March 16, 2018 Faith Matters

Facing far-right challenge, minister says Islam doesn’t belong to Germany

New Interior Minister Horst Seehofer said Islam does not belong to Germany and set out hardline immigration policies in an interview published on Friday, as he sought to see off rising far-right challengers.

Seehofer told Bild newspaper he would push through a “master plan for quicker deportations”, in his first major interview since he was sworn into office on Wednesday.

The minister – a member of Chancellor Angela Merkel’s CSU Bavarian allies who are further to the right than her own Christian Democrats (CDU) – said he would also classify more states as ‘safe’ countries of origin, which would make it easier to deport failed asylum seekers.

The statements come after Merkel’s conservatives, and their coalition allies – the Social Democrats – lost ground to the anti-immigrant Alternative for Germany (AfD) party in elections last year.

Seehofer is particularly keen to show his party is tackling immigration ahead of Bavaria’s October regional election, when the AfD is expected to enter that state assembly.

“Islam does not belong to Germany,” Seehofer said, contradicting former German president Christian Wulff who fuelled a debate over immigration in 2010 by saying Islam was part of Germany.

In 2015 Merkel echoed Wulff’s words at a time when anti-immigration campaign group PEGIDA – or Patriotic Europeans Against the Islamisation of the West – was holding marches.

“LIVE WITH US”

“Of course the Muslims living here do belong to Germany,” Seehofer said before going on to say Germany should not give up its own traditions or customs, which had Christianity at their heart.

“My message is: Muslims need to live with us, not next to us or against us,” he said.

The government estimates between 4.4 and 4.7 million Muslims are living in Germany. Many of them have a Turkish background and many of the more than a million migrants who have arrived in the country from the Middle East and elsewhere after Merkel adopted an open-door policy in mid-2015 are also Muslims.

Andre Poggenburg, head of the AfD in the eastern state of Saxony, said Seehofer was copying his party with a view to Bavaria’s October regional election: “Horst Seehofer has taken this message from our manifesto word for word,” he said.
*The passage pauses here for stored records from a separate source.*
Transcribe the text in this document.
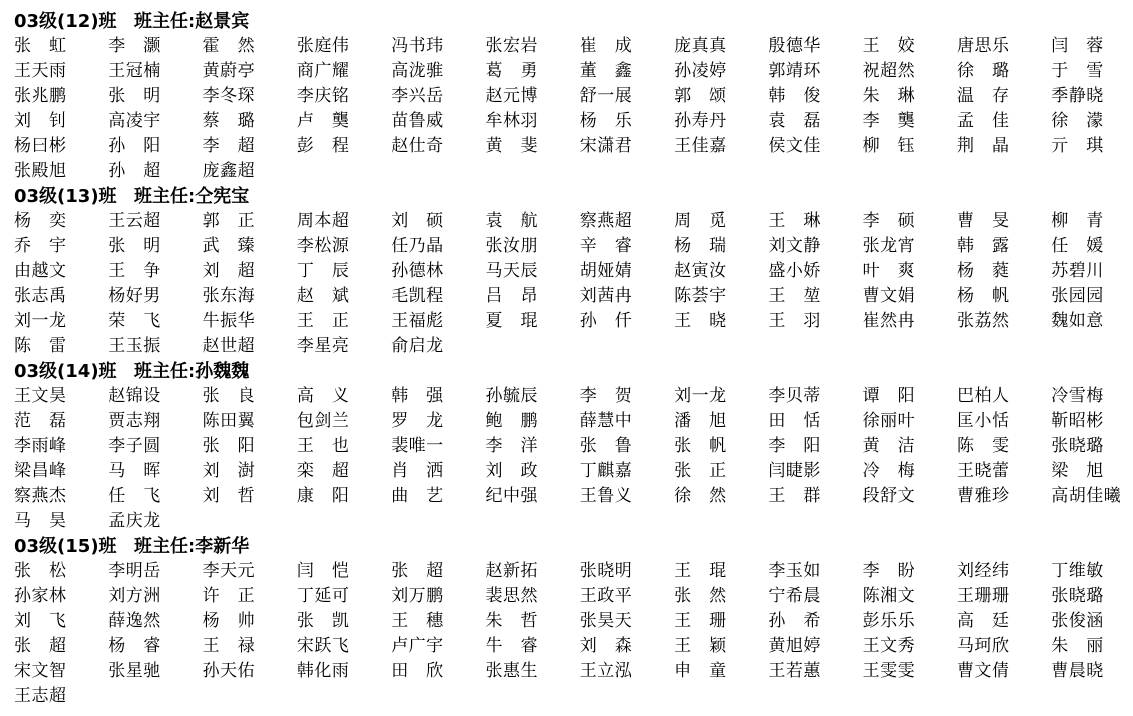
03级(12)班 班主任:赵景宾
张　虹	李　灏	霍　然	张庭伟	冯书玮	张宏岩	崔　成	庞真真	殷德华	王　姣	唐思乐	闫　蓉
王天雨	王冠楠	黄蔚亭	商广耀	高泷骓	葛　勇	董　鑫	孙凌婷	郭靖环	祝超然	徐　璐	于　雪
张兆鹏	张　明	李冬琛	李庆铭	李兴岳	赵元博	舒一展	郭　颂	韩　俊	朱　琳	温　存	季静晓
刘　钊	高凌宇	蔡　璐	卢　龑	苗鲁威	牟林羽	杨　乐	孙寿丹	袁　磊	李　龑	孟　佳	徐　濛
杨曰彬	孙　阳	李　超	彭　程	赵仕奇	黄　斐	宋潇君	王佳嘉	侯文佳	柳　钰	荆　晶	亓　琪
张殿旭	孙　超	庞鑫超
03级(13)班 班主任:仝宪宝
杨　奕	王云超	郭　正	周本超	刘　硕	袁　航	察燕超	周　觅	王　琳	李　硕	曹　旻	柳　青
乔　宇	张　明	武　臻	李松源	任乃晶	张汝朋	辛　睿	杨　瑞	刘文静	张龙宵	韩　露	任　媛
由越文	王　争	刘　超	丁　辰	孙德林	马天辰	胡娅婧	赵寅汝	盛小娇	叶　爽	杨　蕤	苏碧川
张志禹	杨好男	张东海	赵　斌	毛凯程	吕　昂	刘茜冉	陈荟宇	王　堃	曹文娟	杨　帆	张园园
刘一龙	荣　飞	牛振华	王　正	王福彪	夏　琨	孙　仟	王　晓	王　羽	崔然冉	张荔然	魏如意
陈　雷	王玉振	赵世超	李星亮	俞启龙
03级(14)班 班主任:孙魏魏
王文昊	赵锦设	张　良	高　义	韩　强	孙毓辰	李　贺	刘一龙	李贝蒂	谭　阳	巴柏人	冷雪梅
范　磊	贾志翔	陈田翼	包剑兰	罗　龙	鲍　鹏	薛慧中	潘　旭	田　恬	徐丽叶	匡小恬	靳昭彬
李雨峰	李子圆	张　阳	王　也	裴唯一	李　洋	张　鲁	张　帆	李　阳	黄　洁	陈　雯	张晓璐
梁昌峰	马　晖	刘　澍	栾　超	肖　洒	刘　政	丁麒嘉	张　正	闫睫影	冷　梅	王晓蕾	梁　旭
察燕杰	任　飞	刘　哲	康　阳	曲　艺	纪中强	王鲁义	徐　然	王　群	段舒文	曹雅珍	高胡佳曦
马　昊	孟庆龙
03级(15)班 班主任:李新华
张　松	李明岳	李天元	闫　恺	张　超	赵新拓	张晓明	王　琨	李玉如	李　盼	刘经纬	丁维敏
孙家林	刘方洲	许　正	丁延可	刘万鹏	裴思然	王政平	张　然	宁希晨	陈湘文	王珊珊	张晓璐
刘　飞	薛逸然	杨　帅	张　凯	王　穗	朱　哲	张昊天	王　珊	孙　希	彭乐乐	高　廷	张俊涵
张　超	杨　睿	王　禄	宋跃飞	卢广宇	牛　睿	刘　森	王　颖	黄旭婷	王文秀	马珂欣	朱　丽
宋文智	张星驰	孙天佑	韩化雨	田　欣	张惠生	王立泓	申　童	王若蕙	王雯雯	曹文倩	曹晨晓
王志超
The far-left Linke and Greens condemned Seehofer’s message, and the Social Democrats’ Natascha Kohnen told broadcaster n-tv: “Saying that incites people against each other at a time when we really don’t need that. What we really need is politicians who bring people together.”

In a coalition agreement, Merkel’s CDU/CSU conservative bloc and the Social Democrats agreed they would manage and limit migration to Germany and Europe to avoid a re-run of the 2015 refugee crisis.

They also said they did not expect migration (excluding labour migration) to rise above the range of 180,000 to 220,000 per year.